REBELS RETURN TO PRACTICE: Wide receiver Shay Hodge returned to practice on Sunday for the first time since falling ill on Labor Day.
"I feel 100 percent," Hodge said. "I feel fresh. I was ready to go the first day back. I felt a little tired. I have to get my endurance back."
Nutt said all but two or three of the affected Rebels practiced on Sunday. He said that while there were some "lingering effects" during the 90-minute session, he expected they would "turn it around quick. We'll be OK. We've just got to get them going this week."
"It was just another day at the office," Bolden said.
Ole Miss will have full practices Tuesday, Wednesday and Thursday before a walk-through on Friday.
REBEL RUMBLINGS: Nutt said defensive end Greg Hardy's injured right ankle is swollen and discolored, adding that he's "very doubtful" for Saturday's game. In a related matter, Nutt said the SEC's director of officiating, Rogers Redding, confirmed that Memphis wide receiver Duke Calhoun's injury-causing block on Hardy, a crack-back block that wasn't called a penalty at the time, should have been flagged.

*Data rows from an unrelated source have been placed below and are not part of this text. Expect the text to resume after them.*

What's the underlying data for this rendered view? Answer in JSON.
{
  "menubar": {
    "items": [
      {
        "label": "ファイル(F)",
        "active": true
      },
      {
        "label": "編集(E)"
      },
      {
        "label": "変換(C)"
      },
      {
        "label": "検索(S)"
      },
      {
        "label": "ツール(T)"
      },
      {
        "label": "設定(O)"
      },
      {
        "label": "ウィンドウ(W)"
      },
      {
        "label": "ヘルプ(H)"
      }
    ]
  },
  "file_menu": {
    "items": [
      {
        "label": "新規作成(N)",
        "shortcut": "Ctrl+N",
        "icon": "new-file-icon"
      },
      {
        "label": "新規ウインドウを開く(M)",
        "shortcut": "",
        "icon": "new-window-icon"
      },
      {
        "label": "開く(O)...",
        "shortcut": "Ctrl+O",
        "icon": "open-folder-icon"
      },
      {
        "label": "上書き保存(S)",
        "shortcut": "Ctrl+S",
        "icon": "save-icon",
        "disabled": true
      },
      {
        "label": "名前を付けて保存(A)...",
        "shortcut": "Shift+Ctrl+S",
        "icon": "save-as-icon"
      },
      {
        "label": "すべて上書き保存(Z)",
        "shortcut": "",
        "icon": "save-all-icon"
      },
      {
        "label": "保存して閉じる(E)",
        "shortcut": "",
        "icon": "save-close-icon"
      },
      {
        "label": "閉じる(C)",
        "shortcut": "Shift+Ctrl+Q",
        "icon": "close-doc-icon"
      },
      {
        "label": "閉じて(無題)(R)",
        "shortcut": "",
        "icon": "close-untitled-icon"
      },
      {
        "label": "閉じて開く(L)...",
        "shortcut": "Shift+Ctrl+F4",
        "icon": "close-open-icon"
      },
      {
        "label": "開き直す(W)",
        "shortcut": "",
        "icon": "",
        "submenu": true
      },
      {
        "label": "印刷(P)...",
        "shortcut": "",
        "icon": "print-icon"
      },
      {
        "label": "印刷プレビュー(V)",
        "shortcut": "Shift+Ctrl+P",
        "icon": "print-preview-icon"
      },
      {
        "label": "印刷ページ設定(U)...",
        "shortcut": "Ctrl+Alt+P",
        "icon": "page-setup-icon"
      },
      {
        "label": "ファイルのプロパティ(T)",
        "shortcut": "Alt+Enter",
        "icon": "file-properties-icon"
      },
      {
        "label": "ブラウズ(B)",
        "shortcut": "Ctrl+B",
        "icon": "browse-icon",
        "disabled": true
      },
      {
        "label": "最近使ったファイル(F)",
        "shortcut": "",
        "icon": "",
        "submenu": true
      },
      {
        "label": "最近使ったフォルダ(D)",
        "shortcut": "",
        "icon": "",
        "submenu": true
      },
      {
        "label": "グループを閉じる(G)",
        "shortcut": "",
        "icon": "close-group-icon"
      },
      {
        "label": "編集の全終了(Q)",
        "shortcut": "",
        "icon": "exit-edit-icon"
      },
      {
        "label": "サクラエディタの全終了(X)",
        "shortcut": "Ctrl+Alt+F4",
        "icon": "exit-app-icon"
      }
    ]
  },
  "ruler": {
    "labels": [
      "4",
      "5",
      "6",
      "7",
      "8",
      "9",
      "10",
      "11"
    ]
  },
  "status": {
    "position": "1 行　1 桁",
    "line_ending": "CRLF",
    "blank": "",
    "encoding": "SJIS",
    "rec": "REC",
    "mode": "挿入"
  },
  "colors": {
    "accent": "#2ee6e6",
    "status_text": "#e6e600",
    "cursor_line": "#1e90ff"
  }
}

Nutt said no final decisions have been made regarding which freshmen will and will not redshirt, adding that that's still a work in progress.
Nutt said freshman offensive tackle Bobby Massie has gotten some looks inside at right guard, but "the best thing for him right now is to zero in at right tackle."
Offensive guard Rishaw Johnson, who must sit out two games this season due to an undisclosed violation of team and school rules, will play Saturday. Johnson also played against Memphis.